Cela coûte-t-il plus cher à l’acheteur? La démarche peut faire grimper le prix d’achat à terme. «Mais il ne faut pas se focaliser sur ce premier prix, ajoute Valérie Bronchi. Les coûts d’utilisation sont tout aussi importants. C’est comme lorsqu’on achète une voiture: il faut compter avec ce qu’elle va consommer.» (24 heures)

Créé: 22.09.2016, 07h32

La société de consommation reste un obstacle

Selon le municipal Vert Jean-Yves Pidoux, ancien prof d’Uni, la notion d’économie circulaire s’est développée dès les années 1990: «C’est une économie où chaque coût est intégré et où il s’agit de trouver des processus en boucle, pour minimiser les impacts.» La redéfinition du rapport économique entre l’homme et la nature a enfanté le concept d’empreinte écologique, une «notion très astucieuse qui permet de mieux calculer l’incidence de nos actions sur la planète.»

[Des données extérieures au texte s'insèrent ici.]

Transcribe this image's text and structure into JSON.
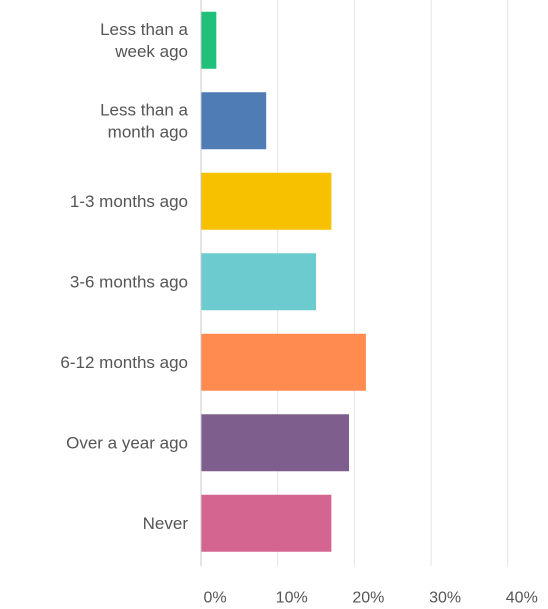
{
  "chart_data": {
    "type": "bar",
    "orientation": "horizontal",
    "categories": [
      [
        "Less than a",
        "week ago"
      ],
      [
        "Less than a",
        "month ago"
      ],
      [
        "1-3 months ago"
      ],
      [
        "3-6 months ago"
      ],
      [
        "6-12 months ago"
      ],
      [
        "Over a year ago"
      ],
      [
        "Never"
      ]
    ],
    "values": [
      2,
      8.5,
      17,
      15,
      21.5,
      19.3,
      17
    ],
    "colors": [
      "#1fc07a",
      "#507cb6",
      "#f7c100",
      "#6ccbce",
      "#ff8b4f",
      "#7d5e8d",
      "#d46590"
    ],
    "xlim": [
      0,
      45
    ],
    "xticks": [
      0,
      10,
      20,
      30,
      40
    ],
    "xtick_labels": [
      "0%",
      "10%",
      "20%",
      "30%",
      "40%"
    ],
    "grid": true,
    "title": "",
    "xlabel": "",
    "ylabel": ""
  }
}
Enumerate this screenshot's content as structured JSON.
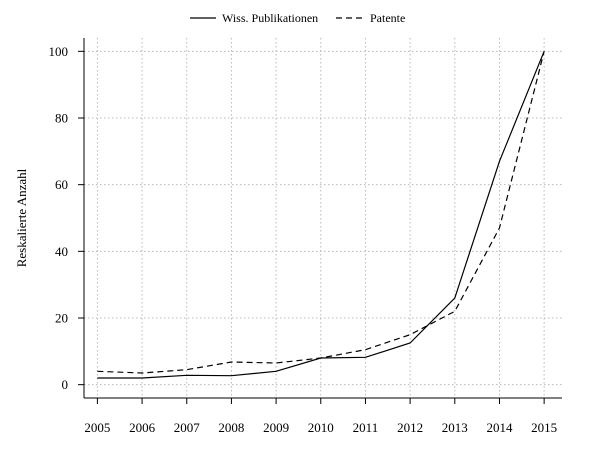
{
  "chart_data": {
    "type": "line",
    "title": "",
    "xlabel": "",
    "ylabel": "Reskalierte Anzahl",
    "x": [
      2005,
      2006,
      2007,
      2008,
      2009,
      2010,
      2011,
      2012,
      2013,
      2014,
      2015
    ],
    "xticks": [
      "2005",
      "2006",
      "2007",
      "2008",
      "2009",
      "2010",
      "2011",
      "2012",
      "2013",
      "2014",
      "2015"
    ],
    "yticks": [
      "0",
      "20",
      "40",
      "60",
      "80",
      "100"
    ],
    "ylim": [
      -4,
      104
    ],
    "xlim": [
      2004.7,
      2015.4
    ],
    "grid": true,
    "legend_position": "top",
    "series": [
      {
        "name": "Wiss. Publikationen",
        "dash": "solid",
        "values": [
          2,
          2,
          2.8,
          2.7,
          4,
          8,
          8.2,
          12.5,
          26,
          67,
          100
        ]
      },
      {
        "name": "Patente",
        "dash": "dashed",
        "values": [
          4,
          3.5,
          4.5,
          6.8,
          6.5,
          8,
          10.5,
          15,
          22,
          47,
          100
        ]
      }
    ]
  }
}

Mais, nuance le municipal, il existe une tension permanente entre deux courants de l’écologie, l’un fondamentaliste, l’autre réformiste: «Certains jugent que l’on n’exige pas assez. Moi, je me dis qu’il me reste peu de temps à vivre et que je dois faire avancer les choses, si peu que ce soit.» A l’échelle de la planète, les efforts des uns et des autres restent encore largement insuffisants. Professeur à l’Institut de géographie et durabilité de l’Université de Lausanne, Dominique Bourg rappelle que la totalité du recyclage opéré au XXe siècle ne représente que 5%: «Ce qui compte, poursuit-il, c’est le taux d’entrée.» Comprenez le taux de consommation des ressources.

Notre société d’hyperconsommation freine le mouvement: «Au-delà de 1% de croissance, le taux de recyclage reste marginal.» Pour arriver à une consommation d’un équivalent planète, comme le demande l’initiative, il faudrait un taux de recyclage de 60%.